首にしっかりと腕を巻きつけた上杉の荒い息が益田の耳元で上がる。

彼が感じていると教えられれば、それだけで益田も絶頂に駆け上るというものだ。

「あっ・・はっ・・・凄い・・・指と、全然、違う・・・」

うわ言のように呟く上杉の声は甘く、こんなにも焦らされるSEXは初めてで、どうにも我慢がきかない。

益田は耐えるように上杉を抱きしめ、髪を撫でた。

「気持ち・・いいですか?僕の・・・その・・・中は」

「っあ、あぁ。もう、我慢が出来ないくらいに、ね」

「いって・・・いってください。僕の・・中で」

「お前はっまた・・・」

肛門交渉で妊娠はもちろんしないが、処理が面倒だという事もありゴムの着用または外出しはマナーといえた。

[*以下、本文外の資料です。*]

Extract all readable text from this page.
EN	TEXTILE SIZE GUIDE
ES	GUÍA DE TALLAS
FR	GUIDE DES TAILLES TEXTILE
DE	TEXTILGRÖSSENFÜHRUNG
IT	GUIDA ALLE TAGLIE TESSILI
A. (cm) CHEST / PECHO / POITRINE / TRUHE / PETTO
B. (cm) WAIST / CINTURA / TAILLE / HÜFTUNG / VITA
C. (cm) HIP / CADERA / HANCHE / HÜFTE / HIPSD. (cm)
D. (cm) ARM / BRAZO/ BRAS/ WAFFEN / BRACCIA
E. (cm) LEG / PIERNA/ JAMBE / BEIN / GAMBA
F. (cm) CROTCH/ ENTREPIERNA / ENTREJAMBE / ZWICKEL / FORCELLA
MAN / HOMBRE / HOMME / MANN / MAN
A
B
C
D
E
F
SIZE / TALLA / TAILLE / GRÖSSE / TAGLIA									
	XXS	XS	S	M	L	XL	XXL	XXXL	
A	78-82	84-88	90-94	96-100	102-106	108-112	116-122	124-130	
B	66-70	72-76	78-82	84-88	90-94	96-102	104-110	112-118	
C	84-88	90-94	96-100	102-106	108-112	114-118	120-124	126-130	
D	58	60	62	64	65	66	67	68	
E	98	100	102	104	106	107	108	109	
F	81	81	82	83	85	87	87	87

だが、それを知ってか知らずか、多分知らないのだろうが、上杉はそんな事を言う。

彼の言葉を深読みしてはいけないと思いながらも、愛しく思う気持ちがこれでもかと止められない。

益田は身体を離すと上杉のペニスを握り、扱き上げながら己の腰も早く使った。

「あっあっあぁぁっ・・・」

「くっぅ・・・・」

ドクン、と大きな波を感じ、益田は上杉の「望み」通り彼の中へと精を放った。

「はぁ・・・はぁっ・・・」

益田の下で、上杉がビクビクと身体を痙攣させる。

目をきつく瞑ったかと思うと、彼もまた益田の手の中に少し薄くなった白濁を放出した。

力尽きたかのようにぐったりと横たわる上杉を、益田は汚れていない手でしっかりと抱きしめる。

様々な思いを胸に宿しながらも、結局のところ絶対に逃したくないのだと答えに辿りつくしかないのだった。